PUBLIC SERVICE BROADCASTING ‘PEOPLE WILL ALWAYS NEED COAL’ REVEALED

PUBLIC SERVICE BROADCASTING‘The young men of Wales are finding, in the industry that employed their fathers and their grandfathers, there’s a future – a secure future – in Welsh coal today’ People Will Always Need Coal

Boasting of a ‘secure future in Welsh coal’ and ‘having enough coal for another four hundred years’, People Will Always Need Coal, the latest track from Public Service Broadcasting’s new album Every Valley, offers a window into the world of Welsh mining in its heyday. Laced with dark irony given the events that were to unfold not ten years later, the track documents the recruitment drive to persuade more young men to dive into a career that offers ‘money, lots of money, and security’. As the song unfolds to march climactically and ‘confidently to what may lie ahead’, an unsettling, foreboding feel undercuts an almost carnival atmosphere.

Speaking about the importance of the track on the record, J. Willgoose, Esq. explains:
‘There’s a really quite savage irony to this track when viewed with the benefit of hindsight – of a coal board with the confidence to assure people of safe, prosperous jobs in a strong and stable industry when they were only ten years away from the largest industrial confrontation of the UK’s last fifty years and the decimation of careers, communities and livelihoods. It just goes to show how one age’s absolute confidence can descend into instability and chaos in the blink of an eye, and how state-sponsored pronouncements of certainty should always be taken with a heavy pinch of salt. Also, I think it’s quite a good song.’
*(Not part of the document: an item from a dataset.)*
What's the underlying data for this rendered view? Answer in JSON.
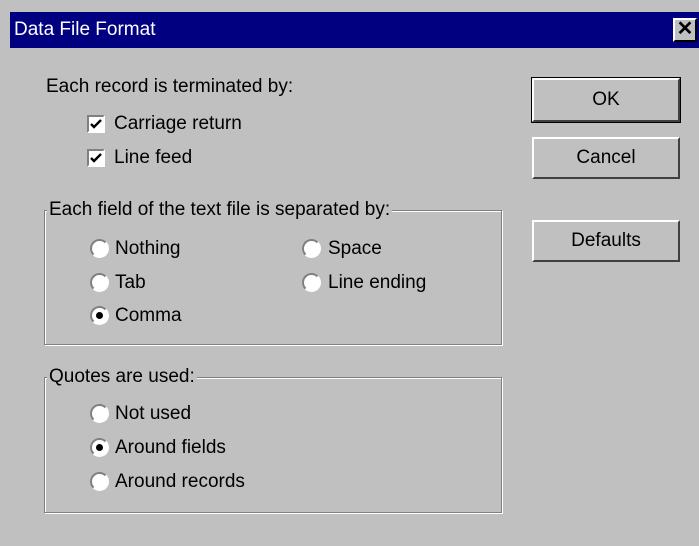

Focusing on shining a light not just on coal miners but the disenfranchised everywhere and set against a backdrop of industrial decline, Every Valley is a story of dignity and social responsibility. The record sees J. Willgoose, Esq. take us on a journey down the mineshafts of the South Wales valleys, with the stories found there a black mirror to the plight of workers everywhere. The miners’ stories have been transposed into a 21st Century of ‘fake news’, populist politics and a total disregard for the voiceless.

PSB release Every Valley on July 7 and follow it up with a busy summer of festival performances ahead of the North American, UK & European dates later in the autumn.